L'OIV pointe un facteur aggravant : l'inflation sur les prix du vin. Le consommateur paie en moyenne 30 % de plus qu'en 2019-2020 pour la même bouteille. Les coûts de production ont grimpé (verre, transport, énergie), les rendements ont baissé (millésime 2024 historiquement faible en France, à -23,5 %), et les distributeurs ont répercuté. Le vin d'entrée de gamme à 3-4 euros a quasiment disparu des linéaires. À ce niveau de prix, la bière et le cidre captent le consommateur qui cherche un alcool festif sans se ruiner.

La production mondiale n'est pas en reste : 225,8 millions d'hectolitres en 2024, en recul de 4,8 %. C'est le plus bas depuis plus de 60 ans, en miroir exact de la consommation. L'Italie a rebondi de 15 % (44,1 mhl), mais la France a signé son pire résultat depuis 1957.

Le facteur générationnel : la fracture silencieuse#

Les chiffres macroéconomiques racontent la moitié de l'histoire. L'autre moitié est démographique. Les 18-30 ans ne boivent plus comme leurs parents. En France, la consommation par habitant est tombée à environ 36 litres en 2024, contre 128 litres en 1960. C'est une division par plus de trois en deux générations.

Ce n'est pas seulement un effet santé ou prix. Le rapport au temps a changé. Le vin demande de la lenteur : ouvrir, servir, apprécier. Un rituel de 45 minutes face à un monde qui consomme en 15 secondes sur TikTok. Les cocktails prémixés, les eaux pétillantes alcoolisées, les vins sans alcool et les bières artisanales offrent une gratification plus immédiate, plus photogénique, moins chargée de codes sociaux.

Je ne sais pas si cette tendance est réversible. Quand un comportement de consommation saute une génération entière, il revient rarement.

La filière réagit, mais comment ?#

Le secteur ne reste pas immobile. L'arrachage de vignes subventionné par FranceAgriMer tente de réduire l'offre excédentaire en France. À Bordeaux, 20 % des vignobles pourraient disparaître d'ici 2030 selon les projections de la chambre d'agriculture. Le vin en canette cherche un public jeune et décontracté. Les appellations expérimentent des formats, des styles, des prix. La Commission européenne prévoit un recul annuel de 0,9 % de la consommation en Europe jusqu'en 2035.

Giorgio Delgrosso, de l'OIV, résumait la situation avec une franchise inhabituellement directe pour un organisme international : le rebond dépendra de deux marchés, les États-Unis et la Chine. Si les tarifs douaniers se durcissent d'un côté et que la reprise économique tarde de l'autre, la consommation mondiale pourrait passer sous les 210 millions d'hectolitres dans les deux ans. Ce serait du jamais vu depuis le début des statistiques modernes.

Ce que ces chiffres disent du vin lui-même#

La baisse de la consommation n'est pas la mort du vin.
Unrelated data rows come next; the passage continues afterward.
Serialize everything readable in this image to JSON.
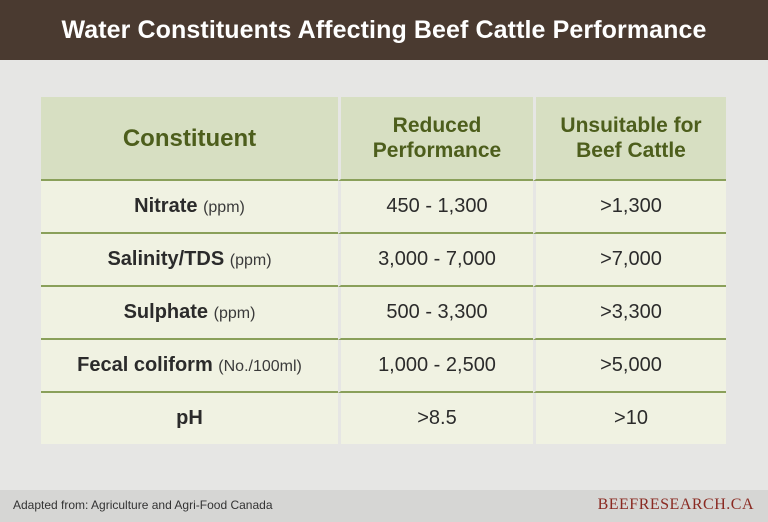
{
  "title": "Water Constituents Affecting Beef Cattle Performance",
  "table": {
    "headers": [
      "Constituent",
      "Reduced Performance",
      "Unsuitable for Beef Cattle"
    ],
    "rows": [
      {
        "name": "Nitrate",
        "unit": "(ppm)",
        "reduced": "450 - 1,300",
        "unsuitable": ">1,300"
      },
      {
        "name": "Salinity/TDS",
        "unit": "(ppm)",
        "reduced": "3,000 - 7,000",
        "unsuitable": ">7,000"
      },
      {
        "name": "Sulphate",
        "unit": "(ppm)",
        "reduced": "500 - 3,300",
        "unsuitable": ">3,300"
      },
      {
        "name": "Fecal coliform",
        "unit": "(No./100ml)",
        "reduced": "1,000 - 2,500",
        "unsuitable": ">5,000"
      },
      {
        "name": "pH",
        "unit": "",
        "reduced": ">8.5",
        "unsuitable": ">10"
      }
    ]
  },
  "footer": {
    "source": "Adapted from: Agriculture and Agri-Food Canada",
    "brand": "BEEFRESEARCH.CA"
  },
  "colors": {
    "title_bar": "#4a3a30",
    "header_bg": "#d7dfc2",
    "header_text": "#4d5e1c",
    "row_bg": "#f0f2e2",
    "rule": "#8aa05a",
    "brand": "#8a2a22"
  }
}
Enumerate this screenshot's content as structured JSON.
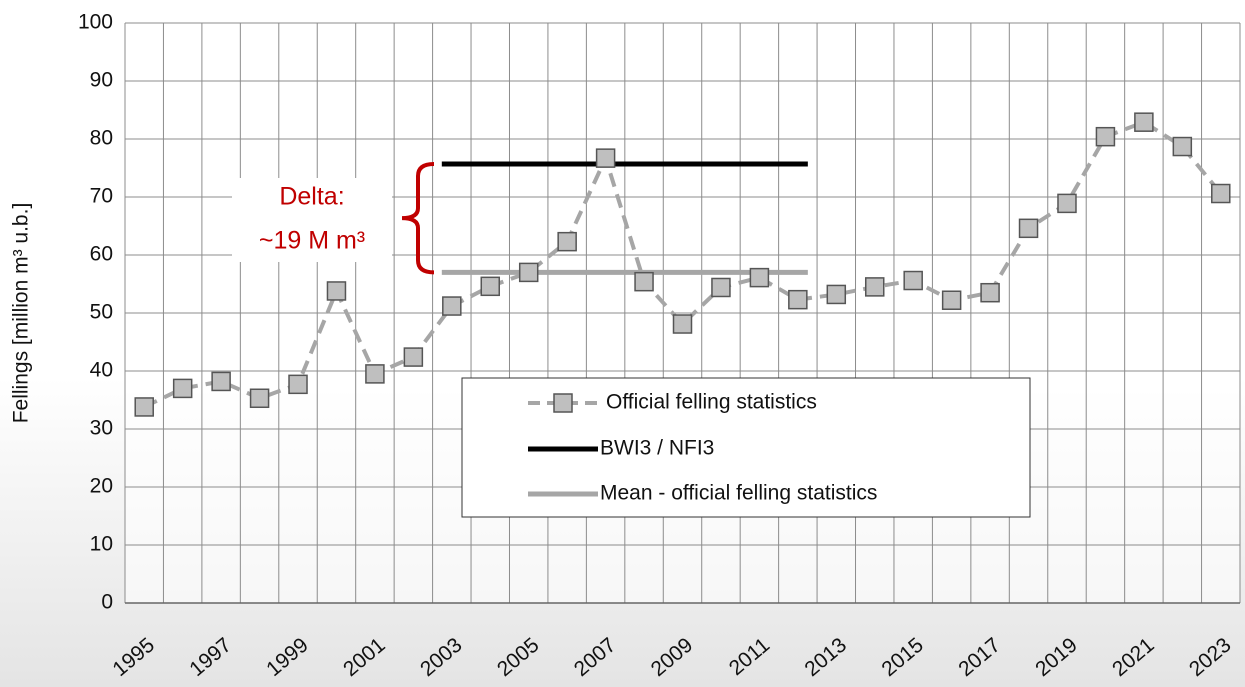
{
  "chart_data": {
    "type": "line",
    "y_label": "Fellings  [million m³ u.b.]",
    "categories": [
      "1995",
      null,
      "1997",
      null,
      "1999",
      null,
      "2001",
      null,
      "2003",
      null,
      "2005",
      null,
      "2007",
      null,
      "2009",
      null,
      "2011",
      null,
      "2013",
      null,
      "2015",
      null,
      "2017",
      null,
      "2019",
      null,
      "2021",
      null,
      "2023"
    ],
    "series": [
      {
        "name": "Official felling statistics",
        "color": "#a6a6a6",
        "marker_color": "#bfbfbf",
        "values": [
          33.8,
          37,
          38.2,
          35.3,
          37.7,
          53.8,
          39.5,
          42.4,
          51.2,
          54.6,
          57,
          62.3,
          76.7,
          55.4,
          48.1,
          54.4,
          56.1,
          52.3,
          53.2,
          54.5,
          55.6,
          52.2,
          53.5,
          64.6,
          68.9,
          80.4,
          82.9,
          78.7,
          70.6
        ]
      }
    ],
    "reference_lines": [
      {
        "name": "BWI3 / NFI3",
        "color": "#000000",
        "value": 75.7,
        "from": 8,
        "to": 17
      },
      {
        "name": "Mean - official felling statistics",
        "color": "#a6a6a6",
        "value": 57,
        "from": 8,
        "to": 17
      }
    ],
    "annotation": {
      "lines": [
        "Delta:",
        "~19 M m³"
      ],
      "color": "#c00000"
    },
    "ylim": [
      0,
      100
    ],
    "yticks": [
      0,
      10,
      20,
      30,
      40,
      50,
      60,
      70,
      80,
      90,
      100
    ],
    "grid": true
  }
}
C'est la fin d'un modèle. Le modèle où le vin était un produit de masse, un aliment du quotidien, une évidence culturelle qui ne se discutait pas. Ce modèle s'effrite partout, y compris dans ses bastions historiques.

Ce qui le remplace est plus fragmenté, plus cher, plus exigeant. Les buveurs qui restent boivent mieux, moins, et avec plus d'intention. Le marché du vin fin tient parce que ses acheteurs ne sont pas sensibles au prix de la même manière. Les vignerons qui tirent leur épingle du jeu sont ceux qui vendent une histoire, un terroir identifiable, une rareté.

Le paradoxe, c'est que le niveau technique n'a jamais été aussi élevé. La vinification s'est affinée, les terroirs sont mieux compris qu'il y a trente ans. Mais on produit du vin excellent pour un monde qui en boit de moins en moins. Il y a quelque chose de mélancolique là-dedans, comme un peintre qui atteint la maîtrise au moment où plus personne ne regarde les tableaux.